SystemX Seminar: Rethinking the Functional Boundaries of Integrated Radio-Frequency Systems Enables New Wireless Communication Paradigms

Topic: 
Rethinking the Functional Boundaries of Integrated Radio-Frequency Systems Enables New Wireless Communication Paradigms
Thursday, April 9, 2015 - 4:00pm to 5:00pm
Venue: 
Packard 202
Speaker: 
Harish Krishnaswamy (Columbia University)
Abstract / Description: 

Mobile data traffic in 2014 was nearly 30 times the size of the entire global Internet in 2000. Next generation wireless networks are targeting 1000x increase in capacity to meet the insatiable demand for more data. Such a tremendous increase in wireless data will require a complete rethinking of today's wireless communication systems and networks from the physical layer to the network and application layer.

My research program at Columbia University is focused on transformative radio-frequency (RF) and millimeter-wave (mmWave) circuit design techniques that enable new system architectures that challenge the traditional functional boundaries (antenna/RF/analog/digital) of wireless communication systems and specifically enable advanced signal processing techniques at RF, thus enabling new wireless communication paradigms in close collaboration with communications, signal processing and network theorists.

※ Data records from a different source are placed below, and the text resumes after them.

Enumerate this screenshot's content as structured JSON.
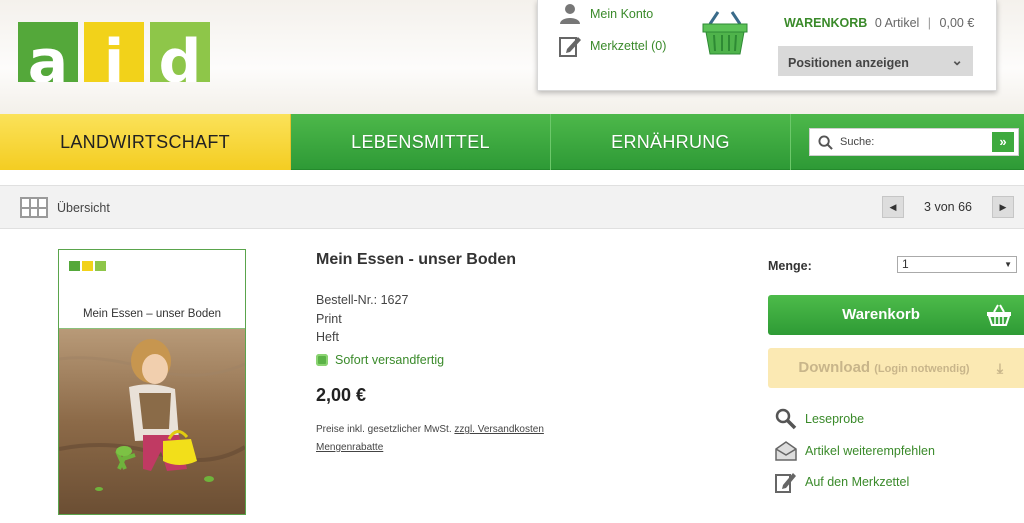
{
  "logo": {
    "letters": [
      "a",
      "i",
      "d"
    ]
  },
  "account": {
    "my_account": "Mein Konto",
    "wishlist": "Merkzettel (0)",
    "cart_label": "WARENKORB",
    "cart_items": "0 Artikel",
    "cart_separator": "|",
    "cart_total": "0,00 €",
    "show_positions": "Positionen anzeigen"
  },
  "nav": {
    "items": [
      "LANDWIRTSCHAFT",
      "LEBENSMITTEL",
      "ERNÄHRUNG"
    ],
    "active": "LANDWIRTSCHAFT",
    "search_placeholder": "Suche:",
    "search_go": "»"
  },
  "subbar": {
    "overview": "Übersicht",
    "pager_text": "3 von 66"
  },
  "product": {
    "cover_title": "Mein Essen – unser Boden",
    "title": "Mein Essen - unser Boden",
    "order_no": "Bestell-Nr.: 1627",
    "format": "Print",
    "binding": "Heft",
    "availability": "Sofort versandfertig",
    "price": "2,00 €",
    "price_note_prefix": "Preise inkl. gesetzlicher MwSt.",
    "shipping_link": "zzgl. Versandkosten",
    "discount_link": "Mengenrabatte"
  },
  "buy": {
    "quantity_label": "Menge:",
    "quantity_value": "1",
    "cart_button": "Warenkorb",
    "download_button": "Download",
    "download_note": "(Login notwendig)",
    "actions": [
      "Leseprobe",
      "Artikel weiterempfehlen",
      "Auf den Merkzettel"
    ]
  },
  "colors": {
    "green": "#3eaa3e",
    "yellow": "#f4cd22",
    "link_green": "#3a8a2a",
    "download_bg": "#fbe9b3"
  }
}
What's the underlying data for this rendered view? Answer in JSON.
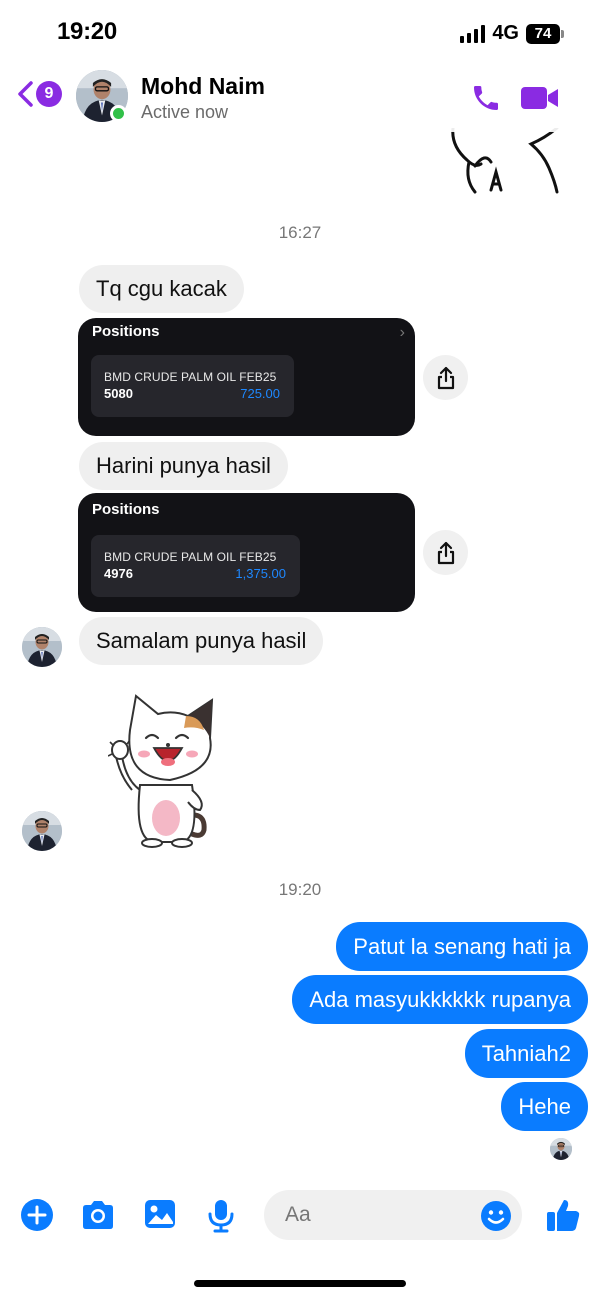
{
  "status_bar": {
    "time": "19:20",
    "network": "4G",
    "battery": "74"
  },
  "header": {
    "unread_count": "9",
    "contact_name": "Mohd Naim",
    "contact_status": "Active now"
  },
  "colors": {
    "accent": "#8a2be2",
    "outgoing_bubble": "#0a7cff",
    "incoming_bubble": "#efefef",
    "online": "#31c048"
  },
  "icons": {
    "back": "chevron-left-icon",
    "call": "phone-icon",
    "video": "video-camera-icon",
    "share": "share-icon",
    "add": "plus-circle-icon",
    "camera": "camera-icon",
    "gallery": "image-icon",
    "mic": "microphone-icon",
    "emoji": "smile-icon",
    "like": "thumbs-up-icon"
  },
  "conversation": {
    "timestamp_1": "16:27",
    "incoming_1": "Tq cgu kacak",
    "screenshot_1": {
      "title": "Positions",
      "symbol": "BMD CRUDE PALM OIL FEB25",
      "quantity": "5080",
      "pnl": "725.00"
    },
    "incoming_2": "Harini punya hasil",
    "screenshot_2": {
      "title": "Positions",
      "symbol": "BMD CRUDE PALM OIL FEB25",
      "quantity": "4976",
      "pnl": "1,375.00"
    },
    "incoming_3": "Samalam punya hasil",
    "timestamp_2": "19:20",
    "outgoing": [
      "Patut la senang hati ja",
      "Ada masyukkkkkk rupanya",
      "Tahniah2",
      "Hehe"
    ]
  },
  "composer": {
    "placeholder": "Aa"
  }
}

In this talk, I will focus on recent research in CoSMIC lab in this space. I will touch upon our work on energy-efficient and high-power millimeter-wave CMOS circuits that have drawn interest for next-generation 5G cellular communications. The bulk of this talk will focus on our work on enabling full-duplex wireless communication, where transmitters and receivers operate at the same frequency at the same time, thus potentially doubling data throughput, promoting more flexible spectrum usage, and enabling solutions to several network problems. The fundamental challenge in full duplex is the tremendous transmitter self-interference at the receiver, which can be one trillion times more powerful than the desired signal and must be dealt with in all domains. This powerful self-interference is susceptible to uncertainties of the wireless channel (for instance, frequency selectivity and time variance) and the imperfections of the transceiver electronics (nonlinear distortion and phase noise to name a few), making it even harder to deal with. I will discuss several generations of fully-integrated CMOS transceiver ICs with self-interference cancellation that leverage circuit design innovations to enable advanced yet robust signal processing such as noise cancellation, distortion cancellation and wireless channel equalization in the RF and electromagnetic (i.e. antenna) domains and achieve the challenging performance required. I will also briefly touch upon our collaborative work with network theorists to determine the rate gains that are possible under various full duplex scenarios based on realistic physical layer models that we developed. Finally, I will end this talk with a brief description of our ongoing and future work on other emerging wireless communication paradigms.


The SystemX Alliance

Bio:

Harish Krishnaswamy received the B.Tech. degree in electrical engineering from the Indian Institute of Technology, Madras, India, in 2001, and the M.S. and Ph.D. degrees in electrical engineering from the University of Southern California (USC), Los Angeles, CA, USA, in 2003 and 2009, respectively. In 2009, he joined the Electrical Engineering Department, Columbia University, New York, NY, USA, where he is currently an Associate Professor.

His research interests broadly span integrated devices, circuits, and systems for a variety of RF and mmWave applications.

Dr. Krishnaswamy serves as a member of the Technical Program Committee (TPC) of several conferences, including the IEEE RFIC Symposium. He was the recipient of the IEEE International Solid-State Circuits Conference (ISSCC) Lewis Winner Award for Outstanding Paper in 2007, the Best Thesis in Experimental Research Award from the USC Viterbi School of Engineering in 2009, the Defense Advanced Research Projects Agency (DARPA) Young Faculty Award in 2011, and a 2014 IBM Faculty Award.